Jumat, 8 Agustus 2025

Throw Back: Di Balik Menghilangnya Polytron dan Lenovo

BACA JUGA

Uday Rayana
Uday Rayana
Editor in Chief

Selular.ID – Tak dapat dipungkiri, menjadi negara dengan predikat keempat terbesar di dunia setelah China, India, dan AS, Indonesia merupakan salah satu pasar ponsel yang strategis.

Namun jika dikaji lebih jauh, permintaan yang besar itu, sesungguhnya bisa diibaratkan seperti fatamorgana. Terutama bagi brand-brand yang tidak memiliki visi jangka panjang.

Pasalnya, surplus jumlah pemain, membuat pasar sangat kompetitif. Kondisi hyper competition memaksa setiap pemain untuk terus berinovasi, meluncurkan varian terbaru dan terus menerus melakukan brand activation.

Di sisi lain, sistem open market, di mana tak ada cantolan sama sekali dengan operator untuk kerjasama dalam jangka panjang, membuat pemain tak bisa surut langkah demi memperebutkan market share.

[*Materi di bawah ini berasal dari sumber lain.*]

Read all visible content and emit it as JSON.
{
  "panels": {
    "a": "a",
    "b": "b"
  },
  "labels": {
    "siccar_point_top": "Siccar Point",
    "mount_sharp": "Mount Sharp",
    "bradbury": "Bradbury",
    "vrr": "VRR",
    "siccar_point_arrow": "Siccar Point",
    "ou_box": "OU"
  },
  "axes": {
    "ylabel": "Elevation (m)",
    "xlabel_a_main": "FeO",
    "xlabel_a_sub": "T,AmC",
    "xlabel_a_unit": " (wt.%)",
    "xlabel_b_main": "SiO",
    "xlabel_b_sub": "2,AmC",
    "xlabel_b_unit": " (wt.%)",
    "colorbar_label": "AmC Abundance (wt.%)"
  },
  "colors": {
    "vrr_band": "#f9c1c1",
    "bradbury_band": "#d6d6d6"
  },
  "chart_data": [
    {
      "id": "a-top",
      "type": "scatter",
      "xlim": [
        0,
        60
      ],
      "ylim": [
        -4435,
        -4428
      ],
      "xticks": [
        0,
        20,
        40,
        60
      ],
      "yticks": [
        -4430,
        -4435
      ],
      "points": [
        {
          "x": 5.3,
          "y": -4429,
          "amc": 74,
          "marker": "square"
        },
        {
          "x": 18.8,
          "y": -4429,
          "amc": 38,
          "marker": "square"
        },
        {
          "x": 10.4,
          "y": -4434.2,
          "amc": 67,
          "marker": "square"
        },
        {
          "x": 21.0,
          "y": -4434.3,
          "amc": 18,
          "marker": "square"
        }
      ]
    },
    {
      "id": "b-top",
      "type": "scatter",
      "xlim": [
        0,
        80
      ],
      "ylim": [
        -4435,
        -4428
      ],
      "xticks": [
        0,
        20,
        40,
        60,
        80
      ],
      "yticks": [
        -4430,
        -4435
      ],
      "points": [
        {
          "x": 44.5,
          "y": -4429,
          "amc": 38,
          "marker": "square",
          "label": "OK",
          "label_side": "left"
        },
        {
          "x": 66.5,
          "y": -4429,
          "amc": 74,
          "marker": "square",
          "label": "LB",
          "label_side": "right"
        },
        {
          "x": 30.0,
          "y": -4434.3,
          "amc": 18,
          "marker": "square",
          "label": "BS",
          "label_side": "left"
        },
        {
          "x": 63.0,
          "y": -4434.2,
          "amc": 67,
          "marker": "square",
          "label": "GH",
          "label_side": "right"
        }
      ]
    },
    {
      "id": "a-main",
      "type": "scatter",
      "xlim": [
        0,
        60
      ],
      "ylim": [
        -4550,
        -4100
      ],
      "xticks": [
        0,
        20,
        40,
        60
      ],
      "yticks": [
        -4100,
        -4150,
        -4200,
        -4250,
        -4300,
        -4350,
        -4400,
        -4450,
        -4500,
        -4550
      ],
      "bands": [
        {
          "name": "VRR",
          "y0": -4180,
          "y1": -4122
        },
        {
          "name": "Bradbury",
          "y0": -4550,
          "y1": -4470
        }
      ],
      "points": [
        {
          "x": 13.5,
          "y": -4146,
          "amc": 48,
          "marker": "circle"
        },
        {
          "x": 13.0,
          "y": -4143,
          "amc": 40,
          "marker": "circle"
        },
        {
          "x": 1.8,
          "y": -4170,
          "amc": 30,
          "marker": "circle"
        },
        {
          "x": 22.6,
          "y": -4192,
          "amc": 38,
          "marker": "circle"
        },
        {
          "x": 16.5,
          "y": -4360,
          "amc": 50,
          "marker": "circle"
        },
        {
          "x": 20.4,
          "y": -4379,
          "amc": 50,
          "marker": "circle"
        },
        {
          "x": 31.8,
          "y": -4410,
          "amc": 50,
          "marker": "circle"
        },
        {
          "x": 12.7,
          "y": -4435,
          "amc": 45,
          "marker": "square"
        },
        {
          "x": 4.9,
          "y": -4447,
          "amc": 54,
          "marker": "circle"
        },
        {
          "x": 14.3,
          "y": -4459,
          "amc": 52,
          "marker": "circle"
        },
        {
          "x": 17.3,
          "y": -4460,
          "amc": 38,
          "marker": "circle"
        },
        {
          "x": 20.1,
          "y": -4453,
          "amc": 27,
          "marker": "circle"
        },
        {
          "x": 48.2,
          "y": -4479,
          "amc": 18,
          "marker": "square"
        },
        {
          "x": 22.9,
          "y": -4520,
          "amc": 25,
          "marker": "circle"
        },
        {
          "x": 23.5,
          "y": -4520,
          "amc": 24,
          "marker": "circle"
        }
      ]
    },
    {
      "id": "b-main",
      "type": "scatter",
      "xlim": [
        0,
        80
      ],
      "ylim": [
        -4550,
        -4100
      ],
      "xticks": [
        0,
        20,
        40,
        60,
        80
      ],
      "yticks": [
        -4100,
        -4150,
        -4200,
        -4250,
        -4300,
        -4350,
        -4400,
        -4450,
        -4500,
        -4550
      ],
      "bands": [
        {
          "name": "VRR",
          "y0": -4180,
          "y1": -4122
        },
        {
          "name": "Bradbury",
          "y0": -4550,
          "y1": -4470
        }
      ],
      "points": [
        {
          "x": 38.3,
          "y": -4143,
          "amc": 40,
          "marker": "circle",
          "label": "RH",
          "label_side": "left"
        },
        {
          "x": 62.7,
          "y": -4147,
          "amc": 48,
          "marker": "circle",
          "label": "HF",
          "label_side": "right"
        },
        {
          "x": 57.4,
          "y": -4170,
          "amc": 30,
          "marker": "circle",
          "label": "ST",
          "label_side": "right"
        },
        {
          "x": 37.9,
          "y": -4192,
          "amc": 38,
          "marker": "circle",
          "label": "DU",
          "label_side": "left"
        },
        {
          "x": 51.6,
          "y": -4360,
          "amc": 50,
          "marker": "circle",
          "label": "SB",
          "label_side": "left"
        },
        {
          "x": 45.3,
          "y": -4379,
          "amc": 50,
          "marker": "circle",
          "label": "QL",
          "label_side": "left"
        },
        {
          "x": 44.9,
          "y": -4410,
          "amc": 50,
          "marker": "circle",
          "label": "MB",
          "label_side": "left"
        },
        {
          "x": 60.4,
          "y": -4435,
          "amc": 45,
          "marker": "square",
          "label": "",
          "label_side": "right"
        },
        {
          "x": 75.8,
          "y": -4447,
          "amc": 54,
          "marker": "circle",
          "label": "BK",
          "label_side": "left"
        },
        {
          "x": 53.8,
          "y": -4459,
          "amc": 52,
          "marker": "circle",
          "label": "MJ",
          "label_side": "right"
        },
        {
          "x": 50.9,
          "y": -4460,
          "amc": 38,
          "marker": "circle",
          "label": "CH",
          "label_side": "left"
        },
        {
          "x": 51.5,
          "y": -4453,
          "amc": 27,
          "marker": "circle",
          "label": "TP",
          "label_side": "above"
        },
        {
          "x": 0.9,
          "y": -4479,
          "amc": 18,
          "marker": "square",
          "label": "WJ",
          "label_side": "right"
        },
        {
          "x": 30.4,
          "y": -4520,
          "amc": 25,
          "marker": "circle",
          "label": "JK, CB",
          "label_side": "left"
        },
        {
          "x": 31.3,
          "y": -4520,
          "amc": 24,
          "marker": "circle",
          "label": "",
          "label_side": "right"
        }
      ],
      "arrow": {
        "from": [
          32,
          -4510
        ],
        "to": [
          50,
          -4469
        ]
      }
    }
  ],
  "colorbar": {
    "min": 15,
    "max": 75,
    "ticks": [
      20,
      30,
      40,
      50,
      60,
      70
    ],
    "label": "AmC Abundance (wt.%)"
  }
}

Berjibunnya pemain tentu membingungkan konsumen. Alhasil, tak ada jaminan sebuah brand dapat memperbesar pangsa pasar, meski telah jor-joran berpromosi.

Baca Juga: Polytron Membangun Teknologi Pintar Untuk Semua Perangkatnya

Imbasnya, beberapa brand bahkan harus meninggalkan gelanggang pertarungan. Lainnya memilih untuk tidak jor-joran karena tak lagi memiliki sumber daya yang memadai untuk melanjutkan perang pemasaran.

Padahal sebelumnya mereka cukup agresif. Namun kini terbilang melempem. Imbasnya penguasaan pasar yang tidak sesuai target.

Inilah kisah dua merek smartphone yang kini terbilang “Nyaris Tak Terdengar”, yakni Polytron dan Lenovo. Satu brand lokal dan satunya lagi brand global. Padahal sebelumnya keduanya pernah menjadi pilihan pengguna ponsel di Tanah Air.

Polytron – Smartphone Terakhir Diluncurkan Pada 2018

Tak dapat dipungkiri, agresifitas vendor-vendor China membuat vendor semakin lokal kedodoran, termasuk Polytron.

Pabrikan elektronik yang memiliki pabrik di Kudus, Jawa Tengah itu, kini terbilang hanya menjadi penonton di tengah hiruk pikuk pasar ponsel di Tanah Air. Tercatat, Polytron hanya memperkenalkan produk terbatas sekitar lima tahun lalu.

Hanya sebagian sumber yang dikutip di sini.